On March 20, 47 students filed into Burridge Gym for the 2018 McMaster Students Union General Assembly. After a lengthy discussion, the assembly voted in support of a motion aimed at condemning the freedom of expression guidelines released by the university earlier in February 2018.
The GA is an MSU constitutionally-mandated meeting that provides full-time undergrad students with a platform to submit, discuss and vote on motions. Nevertheless, over the last few years, the GA has been poorly attended, with the 2017 and 2016 meetings seeing respective turnouts of only 16 and 27 voters.
The last time the GA saw a relatively high turnout was in 2015, when 727 students voted in a contentious boycott, divestment and sanctions motion.
This year’s improvement from last year’s turnout is likely a byproduct of increased MSU social media promotion and the submission of the “anti-disruption” motion.
The motion was put forward by Michelle Xu and called for the MSU to advocate for the abandonment of the implementation of the guidelines and acknowledge that the guidelines limit dissent and activism, creating a distinction between acceptable and unacceptable forms of protest and disproportionately affecting marginalized students at the university.
The GA is an MSU constitutionally-mandated meeting that provides full-time undergrad students with a platform to submit, discuss and vote on motions.
The motion generated debate and scrutiny, garnering support from the majority of student speakers but drawing criticism from a few who sought to amend or reject it.
“Protest is not meant to be acceptable to institutions on the receiving end.… Marginalized students have expressed concerns over tangible threats to their safety,” said Xu, who explained that organizations such as Canadian Union of Public Employees 3906, the McMaster Womanists and the Revolutionary Student Movement are in favour of the motion.
A student speaker voiced the complaint the ad hoc committee on protest and freedom of expression was overwhelmingly white and male, being unreflective of the campus community. As such, the motion was amended to include calls for increased transparency, representation and consultation with students.

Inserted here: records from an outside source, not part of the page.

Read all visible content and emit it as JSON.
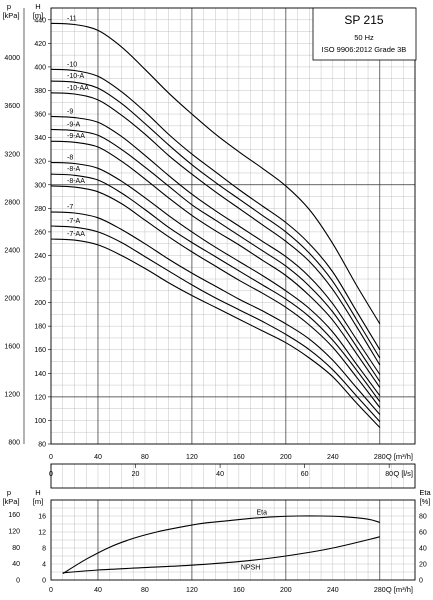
{
  "chart_data": [
    {
      "type": "line",
      "title_box": {
        "model": "SP 215",
        "frequency": "50 Hz",
        "standard": "ISO 9906:2012 Grade 3B"
      },
      "left_outer_label": "p",
      "left_outer_unit": "[kPa]",
      "left_inner_label": "H",
      "left_inner_unit": "[m]",
      "x_axis_label": "Q [m³/h]",
      "x2_axis_label": "Q [l/s]",
      "xlim": [
        0,
        310
      ],
      "ylim": [
        80,
        450
      ],
      "x_ticks": [
        0,
        40,
        80,
        120,
        160,
        200,
        240,
        280
      ],
      "x2_ticks": [
        0,
        20,
        40,
        60,
        80
      ],
      "h_ticks": [
        80,
        100,
        120,
        140,
        160,
        180,
        200,
        220,
        240,
        260,
        280,
        300,
        320,
        340,
        360,
        380,
        400,
        420,
        440
      ],
      "p_ticks": [
        800,
        1200,
        1600,
        2000,
        2400,
        2800,
        3200,
        3600,
        4000
      ],
      "grid": true,
      "x": [
        0,
        20,
        40,
        60,
        80,
        100,
        120,
        140,
        160,
        180,
        200,
        220,
        240,
        260,
        280
      ],
      "series": [
        {
          "name": "-11",
          "values": [
            437,
            436,
            431,
            417,
            398,
            378,
            360,
            343,
            328,
            314,
            299,
            279,
            250,
            215,
            182
          ]
        },
        {
          "name": "-10",
          "values": [
            398,
            397,
            392,
            379,
            362,
            343,
            326,
            311,
            296,
            282,
            268,
            250,
            226,
            193,
            160
          ]
        },
        {
          "name": "-10-A",
          "values": [
            388,
            387,
            382,
            369,
            352,
            334,
            317,
            302,
            288,
            274,
            260,
            242,
            218,
            186,
            153
          ]
        },
        {
          "name": "-10-AA",
          "values": [
            378,
            377,
            372,
            359,
            343,
            325,
            309,
            294,
            280,
            266,
            252,
            235,
            211,
            180,
            147
          ]
        },
        {
          "name": "-9",
          "values": [
            358,
            357,
            353,
            341,
            325,
            308,
            292,
            278,
            265,
            252,
            239,
            222,
            199,
            169,
            139
          ]
        },
        {
          "name": "-9-A",
          "values": [
            347,
            346,
            342,
            330,
            315,
            299,
            283,
            270,
            257,
            244,
            231,
            214,
            192,
            163,
            133
          ]
        },
        {
          "name": "-9-AA",
          "values": [
            337,
            336,
            332,
            320,
            305,
            289,
            274,
            261,
            249,
            236,
            223,
            206,
            185,
            157,
            128
          ]
        },
        {
          "name": "-8",
          "values": [
            319,
            318,
            314,
            303,
            289,
            274,
            260,
            247,
            235,
            223,
            210,
            195,
            175,
            148,
            121
          ]
        },
        {
          "name": "-8-A",
          "values": [
            309,
            308,
            304,
            293,
            279,
            264,
            251,
            239,
            227,
            215,
            203,
            188,
            168,
            143,
            116
          ]
        },
        {
          "name": "-8-AA",
          "values": [
            299,
            298,
            294,
            284,
            270,
            256,
            243,
            231,
            219,
            208,
            196,
            181,
            162,
            137,
            111
          ]
        },
        {
          "name": "-7",
          "values": [
            277,
            276,
            272,
            262,
            250,
            237,
            225,
            214,
            203,
            193,
            182,
            169,
            151,
            128,
            105
          ]
        },
        {
          "name": "-7-A",
          "values": [
            265,
            264,
            260,
            251,
            239,
            227,
            215,
            204,
            194,
            184,
            173,
            160,
            143,
            121,
            99
          ]
        },
        {
          "name": "-7-AA",
          "values": [
            254,
            253,
            249,
            240,
            229,
            217,
            206,
            196,
            186,
            176,
            166,
            153,
            137,
            115,
            94
          ]
        }
      ]
    },
    {
      "type": "line",
      "left_outer_label": "p",
      "left_outer_unit": "[kPa]",
      "left_inner_label": "H",
      "left_inner_unit": "[m]",
      "right_label": "Eta",
      "right_unit": "[%]",
      "x_axis_label": "Q [m³/h]",
      "xlim": [
        0,
        310
      ],
      "ylim": [
        0,
        20
      ],
      "x_ticks": [
        0,
        40,
        80,
        120,
        160,
        200,
        240,
        280
      ],
      "h_ticks": [
        0,
        4,
        8,
        12,
        16
      ],
      "p_ticks": [
        0,
        40,
        80,
        120,
        160
      ],
      "eta_ticks": [
        0,
        20,
        40,
        60,
        80
      ],
      "grid": true,
      "series": [
        {
          "name": "Eta",
          "axis": "eta",
          "x": [
            10,
            30,
            50,
            70,
            90,
            110,
            130,
            150,
            170,
            190,
            210,
            230,
            250,
            270,
            280
          ],
          "values": [
            8,
            26,
            41,
            52,
            60,
            66,
            71,
            74,
            77,
            79,
            80,
            80,
            79,
            76,
            72
          ]
        },
        {
          "name": "NPSH",
          "axis": "h",
          "x": [
            10,
            40,
            80,
            120,
            160,
            200,
            240,
            280
          ],
          "values": [
            1.8,
            2.5,
            3.1,
            3.7,
            4.6,
            6.0,
            8.0,
            10.8
          ]
        }
      ]
    }
  ]
}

Students on the other side argued that the freedom of expression guidelines improve free speech, invoking McMaster’s low score on the Campus Freedom Index as evidence for the need for the guidelines.
Nevertheless, the motion passed by 85 per cent.

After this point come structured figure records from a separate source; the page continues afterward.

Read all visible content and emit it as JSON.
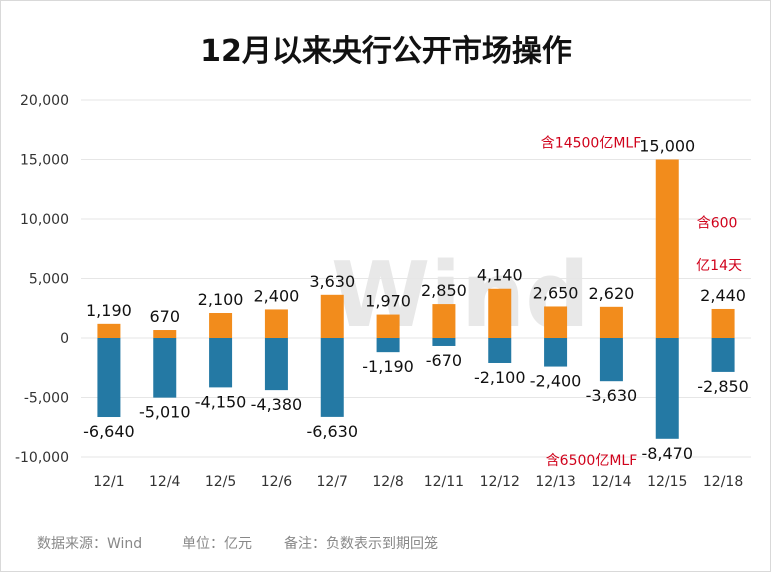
{
  "chart_data": {
    "type": "bar",
    "title": "12月以来央行公开市场操作",
    "categories": [
      "12/1",
      "12/4",
      "12/5",
      "12/6",
      "12/7",
      "12/8",
      "12/11",
      "12/12",
      "12/13",
      "12/14",
      "12/15",
      "12/18"
    ],
    "series": [
      {
        "values": [
          1190,
          670,
          2100,
          2400,
          3630,
          1970,
          2850,
          4140,
          2650,
          2620,
          15000,
          2440
        ],
        "color": "#f28c1c"
      },
      {
        "values": [
          -6640,
          -5010,
          -4150,
          -4380,
          -6630,
          -1190,
          -670,
          -2100,
          -2400,
          -3630,
          -8470,
          -2850
        ],
        "color": "#2479a4"
      }
    ],
    "ylim": [
      -10000,
      20000
    ],
    "yticks": [
      20000,
      15000,
      10000,
      5000,
      0,
      -5000,
      -10000
    ],
    "ytick_labels": [
      "20,000",
      "15,000",
      "10,000",
      "5,000",
      "0",
      "-5,000",
      "-10,000"
    ],
    "grid": true,
    "annotations": [
      {
        "text": "含14500亿MLF",
        "category": "12/15",
        "series": 0
      },
      {
        "text": "含6500亿MLF",
        "category": "12/15",
        "series": 1
      },
      {
        "text": "含600",
        "category": "12/18",
        "series": 0
      },
      {
        "text": "亿14天",
        "category": "12/18",
        "series": 0
      }
    ]
  },
  "watermark": "Wind",
  "footer": {
    "source": "数据来源：Wind",
    "unit": "单位：亿元",
    "note": "备注：负数表示到期回笼"
  }
}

Nevertheless, over the last few years, the GA has been poorly attended, with the 2017 and 2016 meetings seeing respective turnouts of only 16 and 27 voters.
In addition, the assembly voted in favour of a motion aimed at advocating for improved access to mental health care for students and asked that sexual assault response training be extended to special constables and security.
“My motion stems from not only my own experience but that of many others I’ve spoken to from different years and from different faculties who all expressed frustration and hopelessness in trying to seek help for their mental health issues,” said Marley Beach, the student who submitted the motion.
The assembly also passed a motion pushing the MSU to work with the Graduate Student Association and McMaster association of part-time studies to create a club system that is not constrained by membership rules.
“I’ve been starting a club called the McMaster Mars Rover Team, and we decided to be a part of the McMaster Engineering Society and not the MSU so that grad students and high school students can participate,” said Max Lightstone, the student who put forward the motion. “But the MES has its own issues, namely that 75 per cent of members need to be MES members, which prevents students from other faculties from participating fully.”
It should be noted that, although the GA passed a few motions, all were non-binding as they didn’t reach the 683 votes needed to meet quorum. The motions will be discussed and voted on by the Student Representative Assembly.